As scientists and activists from around the world wrapped up an international AIDS conference in Barcelona, the US Senate on Friday approved a bill that allocates US$4.5 billion over two years to treat and prevent AIDS, tuberculosis and malaria at home and abroad.
The bipartisan legislation would create a US plan for a multi-pronged global fight against AIDS. It must be reconciled with a one-year US$1.3 billion bill approved by the House last December.
"With AIDS already claiming more than 20 million victims, we must develop a coordinated response that provides greater investment in prevention, treatment and vaccine development as well as financial support," said Tennessee Republican Bill Frist, one of the lead sponsors along with Massachusetts Democrats John Kerry and Edward Kennedy.
House and Senate lawmakers this year both added US$200 million toward a new global AIDS fund to a roughly US$30 billion emergency counterterrorism spending bill. At the Barcelona conference this week, protesters demanding greater US assistance interrupted a speech by US Health and Human Services Secretary Tommy Thompson.
The AIDS legislation requires the government to develop a long-term plan to significantly reduce the spread of AIDS around the world, authorizes new spending for treatment, vaccines and education and steps up efforts to protect women and children from the disease. It also authorizes funds for tuberculosis, malaria and vaccine programs.
It would also create a new program for US health care professionals to travel overseas to treat patients and provide training to medical personnel in Africa and other AIDS-afflicted areas.
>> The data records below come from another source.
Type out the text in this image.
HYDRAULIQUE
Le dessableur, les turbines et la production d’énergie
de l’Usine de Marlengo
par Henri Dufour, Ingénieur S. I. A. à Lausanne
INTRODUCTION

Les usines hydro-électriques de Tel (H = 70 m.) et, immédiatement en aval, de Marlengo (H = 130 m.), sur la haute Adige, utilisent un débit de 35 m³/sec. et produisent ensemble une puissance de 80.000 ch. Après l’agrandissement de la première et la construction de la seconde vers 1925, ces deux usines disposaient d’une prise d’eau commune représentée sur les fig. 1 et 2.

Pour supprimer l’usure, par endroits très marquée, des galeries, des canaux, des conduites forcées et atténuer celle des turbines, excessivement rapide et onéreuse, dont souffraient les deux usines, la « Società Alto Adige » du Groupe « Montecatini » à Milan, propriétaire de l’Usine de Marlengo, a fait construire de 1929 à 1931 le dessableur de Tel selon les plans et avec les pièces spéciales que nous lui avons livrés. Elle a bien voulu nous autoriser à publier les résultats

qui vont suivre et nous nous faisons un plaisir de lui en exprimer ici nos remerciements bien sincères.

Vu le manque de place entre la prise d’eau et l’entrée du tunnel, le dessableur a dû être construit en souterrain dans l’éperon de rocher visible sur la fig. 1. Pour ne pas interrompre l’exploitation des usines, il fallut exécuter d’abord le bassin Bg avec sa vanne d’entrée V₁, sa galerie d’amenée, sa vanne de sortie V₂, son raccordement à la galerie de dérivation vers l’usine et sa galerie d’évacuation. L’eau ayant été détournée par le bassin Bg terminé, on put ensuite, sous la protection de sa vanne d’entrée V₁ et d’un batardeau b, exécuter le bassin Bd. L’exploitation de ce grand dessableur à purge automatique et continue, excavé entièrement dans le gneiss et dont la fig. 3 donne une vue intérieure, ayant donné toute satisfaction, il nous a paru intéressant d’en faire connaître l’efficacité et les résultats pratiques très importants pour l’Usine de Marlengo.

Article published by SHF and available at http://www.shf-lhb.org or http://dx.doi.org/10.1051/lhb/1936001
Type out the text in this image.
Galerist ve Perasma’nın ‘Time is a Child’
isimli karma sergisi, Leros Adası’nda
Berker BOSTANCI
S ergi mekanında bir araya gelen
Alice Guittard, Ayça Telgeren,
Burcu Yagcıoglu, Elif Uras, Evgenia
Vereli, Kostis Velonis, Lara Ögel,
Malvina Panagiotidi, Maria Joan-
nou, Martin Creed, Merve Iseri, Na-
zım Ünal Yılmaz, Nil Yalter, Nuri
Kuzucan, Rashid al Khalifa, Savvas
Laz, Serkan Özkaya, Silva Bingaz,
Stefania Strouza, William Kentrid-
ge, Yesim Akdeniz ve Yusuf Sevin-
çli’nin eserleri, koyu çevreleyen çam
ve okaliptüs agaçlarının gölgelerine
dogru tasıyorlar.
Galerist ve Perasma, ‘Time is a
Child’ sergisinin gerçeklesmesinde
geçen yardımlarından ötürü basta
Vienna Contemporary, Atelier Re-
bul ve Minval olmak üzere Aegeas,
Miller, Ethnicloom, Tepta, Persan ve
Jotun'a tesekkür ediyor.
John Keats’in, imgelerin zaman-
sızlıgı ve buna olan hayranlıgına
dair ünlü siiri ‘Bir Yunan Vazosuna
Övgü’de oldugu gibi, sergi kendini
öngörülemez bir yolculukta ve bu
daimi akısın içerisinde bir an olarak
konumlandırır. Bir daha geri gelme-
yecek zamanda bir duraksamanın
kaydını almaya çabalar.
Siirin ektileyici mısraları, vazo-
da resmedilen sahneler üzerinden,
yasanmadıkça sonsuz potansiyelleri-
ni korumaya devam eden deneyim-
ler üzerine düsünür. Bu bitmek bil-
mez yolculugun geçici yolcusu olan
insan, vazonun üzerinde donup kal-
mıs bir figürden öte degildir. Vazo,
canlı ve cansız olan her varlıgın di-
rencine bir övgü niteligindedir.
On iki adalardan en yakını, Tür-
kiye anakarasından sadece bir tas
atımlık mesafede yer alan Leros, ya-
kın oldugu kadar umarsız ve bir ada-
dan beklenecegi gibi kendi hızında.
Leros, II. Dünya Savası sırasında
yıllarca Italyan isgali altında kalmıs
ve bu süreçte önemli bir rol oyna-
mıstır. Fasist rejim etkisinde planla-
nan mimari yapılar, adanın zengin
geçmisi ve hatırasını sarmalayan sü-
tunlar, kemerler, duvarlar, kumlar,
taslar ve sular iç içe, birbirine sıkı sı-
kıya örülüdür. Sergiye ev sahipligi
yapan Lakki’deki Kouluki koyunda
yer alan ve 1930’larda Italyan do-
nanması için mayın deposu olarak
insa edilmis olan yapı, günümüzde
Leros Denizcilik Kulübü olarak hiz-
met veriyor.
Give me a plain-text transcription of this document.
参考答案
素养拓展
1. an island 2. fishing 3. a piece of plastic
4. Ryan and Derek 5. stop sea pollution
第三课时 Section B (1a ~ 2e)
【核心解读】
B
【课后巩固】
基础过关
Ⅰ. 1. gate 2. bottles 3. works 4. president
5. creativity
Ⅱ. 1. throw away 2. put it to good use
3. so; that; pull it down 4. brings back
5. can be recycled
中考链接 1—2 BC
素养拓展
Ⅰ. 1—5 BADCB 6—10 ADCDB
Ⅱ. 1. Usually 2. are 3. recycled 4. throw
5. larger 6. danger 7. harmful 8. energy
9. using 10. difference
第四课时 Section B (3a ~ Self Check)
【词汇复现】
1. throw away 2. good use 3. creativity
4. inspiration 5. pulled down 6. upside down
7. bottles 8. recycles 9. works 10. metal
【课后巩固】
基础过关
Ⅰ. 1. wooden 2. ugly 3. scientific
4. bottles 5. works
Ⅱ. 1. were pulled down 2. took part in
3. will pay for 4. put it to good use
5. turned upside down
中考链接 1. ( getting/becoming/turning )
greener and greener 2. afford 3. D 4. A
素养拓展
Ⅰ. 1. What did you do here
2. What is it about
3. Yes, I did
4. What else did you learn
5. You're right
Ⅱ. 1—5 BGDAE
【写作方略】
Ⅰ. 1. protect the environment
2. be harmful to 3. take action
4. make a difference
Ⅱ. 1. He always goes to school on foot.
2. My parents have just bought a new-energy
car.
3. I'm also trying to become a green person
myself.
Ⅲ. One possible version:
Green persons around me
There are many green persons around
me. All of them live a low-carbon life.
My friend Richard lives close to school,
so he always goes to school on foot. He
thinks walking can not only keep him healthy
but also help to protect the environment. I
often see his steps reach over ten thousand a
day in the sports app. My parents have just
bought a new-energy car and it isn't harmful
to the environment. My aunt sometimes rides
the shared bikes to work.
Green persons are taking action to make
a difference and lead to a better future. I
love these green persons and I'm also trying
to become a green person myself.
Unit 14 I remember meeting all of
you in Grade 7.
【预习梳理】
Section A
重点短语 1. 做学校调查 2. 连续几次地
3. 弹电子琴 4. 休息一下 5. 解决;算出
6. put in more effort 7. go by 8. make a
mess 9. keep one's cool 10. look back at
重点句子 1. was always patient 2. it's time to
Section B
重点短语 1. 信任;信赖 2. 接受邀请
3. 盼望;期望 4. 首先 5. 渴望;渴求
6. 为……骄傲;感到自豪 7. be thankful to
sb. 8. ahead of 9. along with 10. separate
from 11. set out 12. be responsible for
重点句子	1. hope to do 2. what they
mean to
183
"This legislation recognizes that governments can make the difference in fighting this epidemic and that we must carry the fight against AIDS to every corner of the globe, because this disease knows no boundaries," Kennedy said.
Senate Majority leader Tom Daschle, a South Dakota Democrat, urged the House to match the higher funding level called for in the Senate bill, and for Congress to appropriate the money in budget bills it will pass later.
"Unless we work in a bipartisan fashion to see that money is appropriated, this bill offers little more than false hope," Daschle said.